By November the stern section was structurally damaged from all the refloating and re-grounding. The salvage job, already incredibly expensive, had become unviable to complete. To November 18 the salvage effort had cost $1.6 million, with $600,000 of that paid to firms and workers in Newcastle.

The Norwegian insurer of the ship, Skuld, which had guaranteed a large chunk of the salvage cost, summed up the situation with brutal frankness: ''Mr Yamada is bleeding to death. He is the loser.

''The people in Newcastle are the only winners because of the money spent there in the operation. Yet their contribution was very limited.

''Yamada has smiled and paid. We feel very, very sorry for him. He was very optimistic when he bought the wreck. The Japanese crew were very capable and did good work. It is sad to have seen them work so hard for so little result. The workers from the Australian side worked very little and achieved an enormous amount of money.''

Before he went back to Japan, Yamada took the bottle of sake from the Sygna's mast. He tried to persuade the Norwegians and the Australian government to finance one more try but nobody wanted to get involved.
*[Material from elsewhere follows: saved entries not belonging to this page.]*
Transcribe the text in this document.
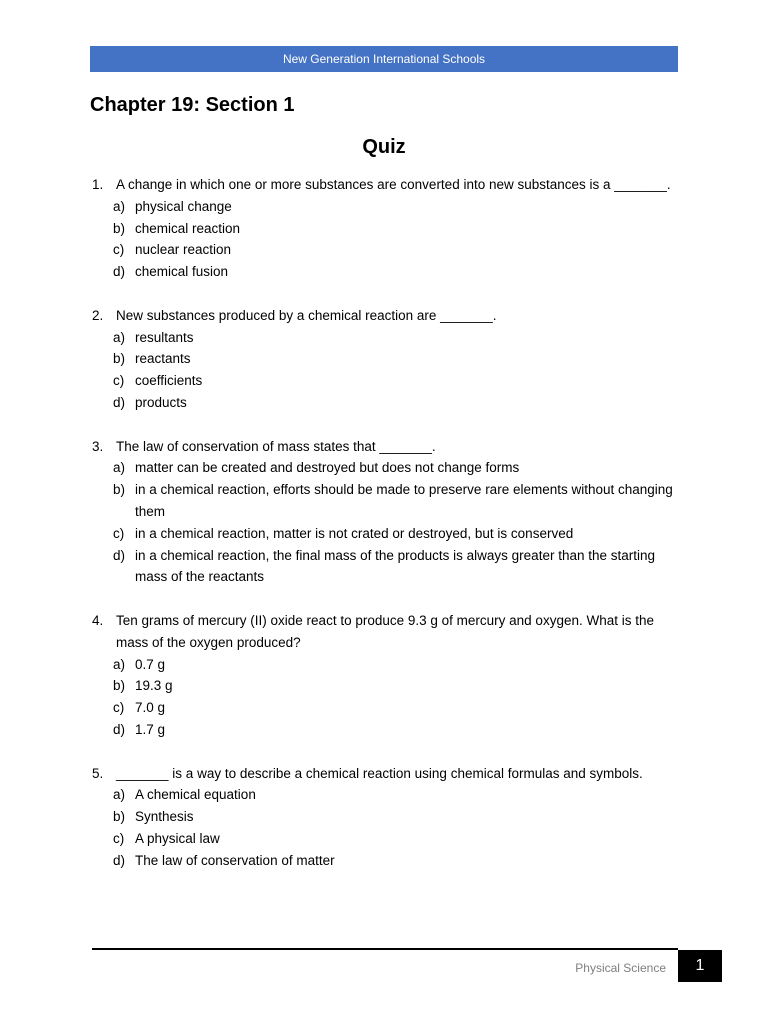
New Generation International Schools
Chapter 19: Section 1
Quiz
1. A change in which one or more substances are converted into new substances is a _______.
a) physical change
b) chemical reaction
c) nuclear reaction
d) chemical fusion
2. New substances produced by a chemical reaction are _______.
a) resultants
b) reactants
c) coefficients
d) products
3. The law of conservation of mass states that _______.
a) matter can be created and destroyed but does not change forms
b) in a chemical reaction, efforts should be made to preserve rare elements without changing them
c) in a chemical reaction, matter is not crated or destroyed, but is conserved
d) in a chemical reaction, the final mass of the products is always greater than the starting mass of the reactants
4. Ten grams of mercury (II) oxide react to produce 9.3 g of mercury and oxygen. What is the mass of the oxygen produced?
a) 0.7 g
b) 19.3 g
c) 7.0 g
d) 1.7 g
5. _______ is a way to describe a chemical reaction using chemical formulas and symbols.
a) A chemical equation
b) Synthesis
c) A physical law
d) The law of conservation of matter
Physical Science 1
The 116-metre bow section of the ship - containing 4000 tonnes of steel - remained anchored at Port Stephens for more than 18 months before it was towed to a shipbreaker's yard in Taiwan.

The stern section sat on Stockton beach until 2016, a favourite spot for photographers, fishermen, surfers and four-wheel drivers. Its rusting hulk was starkly and strangely beautiful: a reminder of the tremendous power of the angry elements and of a storm that left its mark on a generation.